Synopsis from Good Reads:
Dr. Iris Ballard’s glory days are behind her, so when Luke Hudson, her former FBI partner and onetime lover, asks for help constructing a psychological profile of an elusive serial killer who murders single mothers and dumps their bodies in the woods, Iris turns him away. She just wants to be left alone with her infomercials, her German Shepherd, and her vodka. That is, until she gets a peek at the case files.
The media has dubbed him “the Woodsman.” But after Iris learns the sickening details held back from the press, and as she sets foot onto the scene of his latest crime, she assembles a portrait of a more complicated, enigmatic, meticulous man. Control is his motivation. He thrives on it. Soon he even tries to manipulate the investigation by contacting Iris, hoping to rattle the woman he considers an intellectual equal.
The game is on. Iris thinks she has a read on her target, enough to push his buttons, to make him lose control. But when the Woodsman gains the upper hand, Iris faces the most painful reckoning of all—with her own violent past.
I received a copy of this title from NetGalley. It does not impact my review.
Beautiful Maids All in a Row will be available 10/11/16.
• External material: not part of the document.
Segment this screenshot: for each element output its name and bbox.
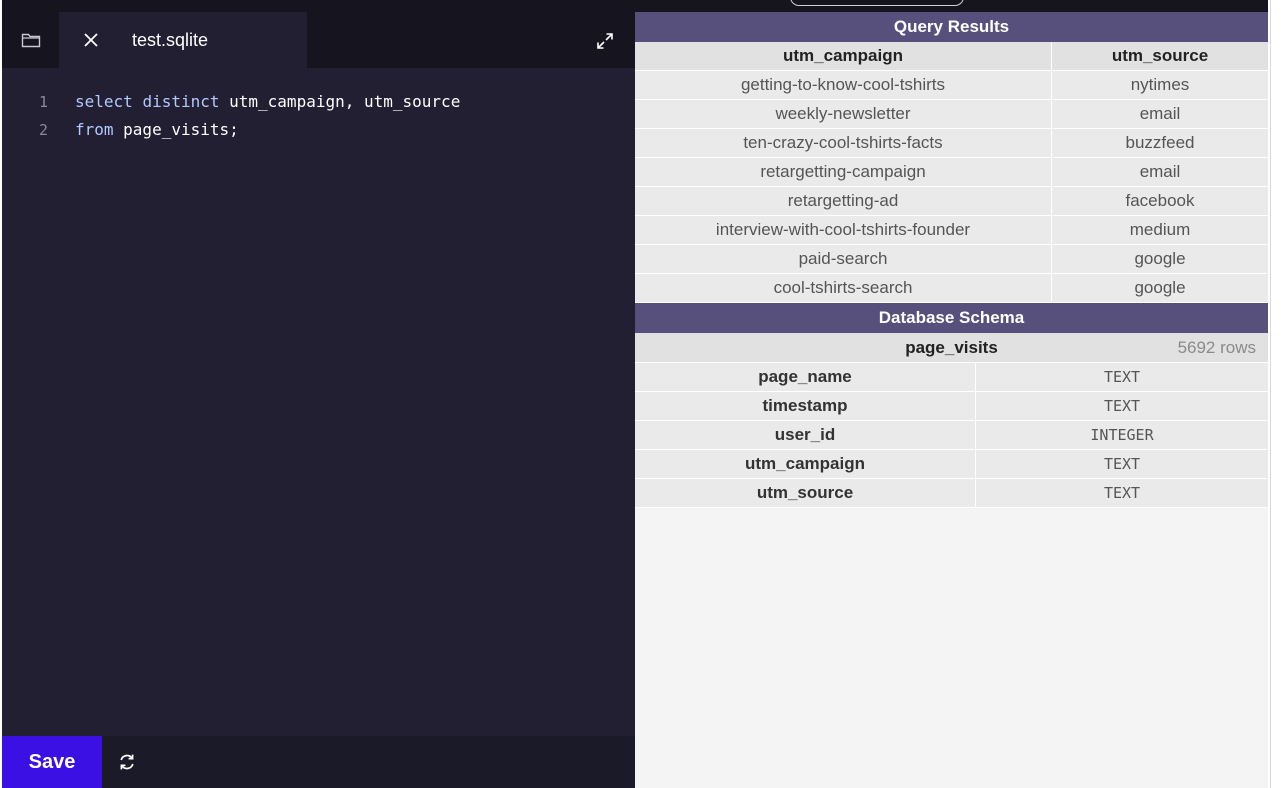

In the acknowledgments, the author reveals that this is the first book she ever wrote at age nineteen. And it reads like it. The story is just one cliché after another with nothing surprising or original in the whole book. I guessed who the serial killer was in the third chapter and it took about another twelve chapters for the characters to figure it out. I really don’t have anything constructive to say about this book, so this is more of a note than an actual review. I will say that based on other reviews I’ve read I am in the minority opinion. And maybe if I had never read another book in this genre before I could have enjoyed it more.